Por aquella época vivimos unos días felices y aunque yo seguía sin tener un duro, ella se encargaba de que pudiéramos ir al cine, a la playa o tomar algo. También por aquella época, mi otro ángel de la guarda, mi prima María, me sorprendió con algo insólito e inesperado. Por su cuenta y riesgo me había matriculado en la escuela de magisterio. Cuando me lo dijo me quedé de una pieza, pero, mediante sabias palabras me hizo ver que era una salida a mi futuro tan buena como otra cualquiera y más práctica de cara a solucionar mi vida. Yo no había pensado en el magisterio como objetivo, más bien había pensado en la universidad y en una carrera de cinco años, sin embargo me pareció bien, incluso muy bien, pues en tres años podría acceder a un puesto de trabajo digno y la idea de ser maestro tampoco me desagradaba ya que guardaba un grato recuerdo del maestro que tuve en la escuela del pueblo, aunque a veces se hubiera pasado dando palos y orientando nuestra educación en el régimen franquista, y de los profesores que había tenido en el colegio durante el bachillerato. Supongo que también me gustó el hecho de que ya todo estuviera hecho y no me tuviera que preocupar de nada.
Los días anteriores a mi marcha de vacaciones, inútil como me encontraba para el trabajo, los viví gracias a la caridad de mis amigos y cuando ya me pareció que había abusado de su confianza, me metí en el tren una noche de verano y amanecí en Vitoria con el alma cansada y el cuerpo necesitado de comida.

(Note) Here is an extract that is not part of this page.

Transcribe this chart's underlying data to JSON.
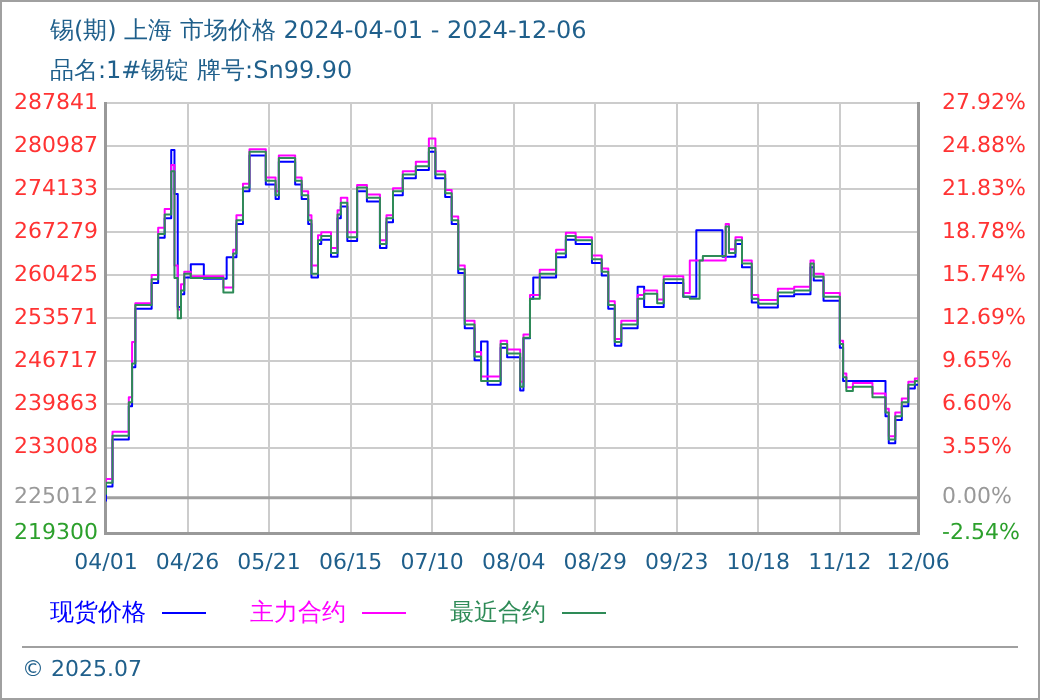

Al verme aparecer por la puerta, recuerdo que mi padre me dijo con cierta preocupación:
- ¿Qué te ha pasado, hijo? Vienes amarillo.
- Será por el viaje que ha sido un poco pesado - mentí yo para no preocuparle más.
Al cabo de unos días de estar en casa se me quedó mirando y me volvió a decir:
- Ya te ha cambiado el color.
Esta vez no respondí nada, pero sabía perfectamente por qué me lo había dicho. A él no le había podido engañar.
- Ponle más de comer de comer a este chiguito, parece que ha venido con hambre - acabó diciendo.
Había sido un año duro y difícil, yo aún seguía contando los años por cursos escolares, pero había conseguido sobrevivir y entre las sombras se acertaba adivinar el principio del camino que había comenzado a buscar después de abandonar la seguridad y la protección de la comunidad.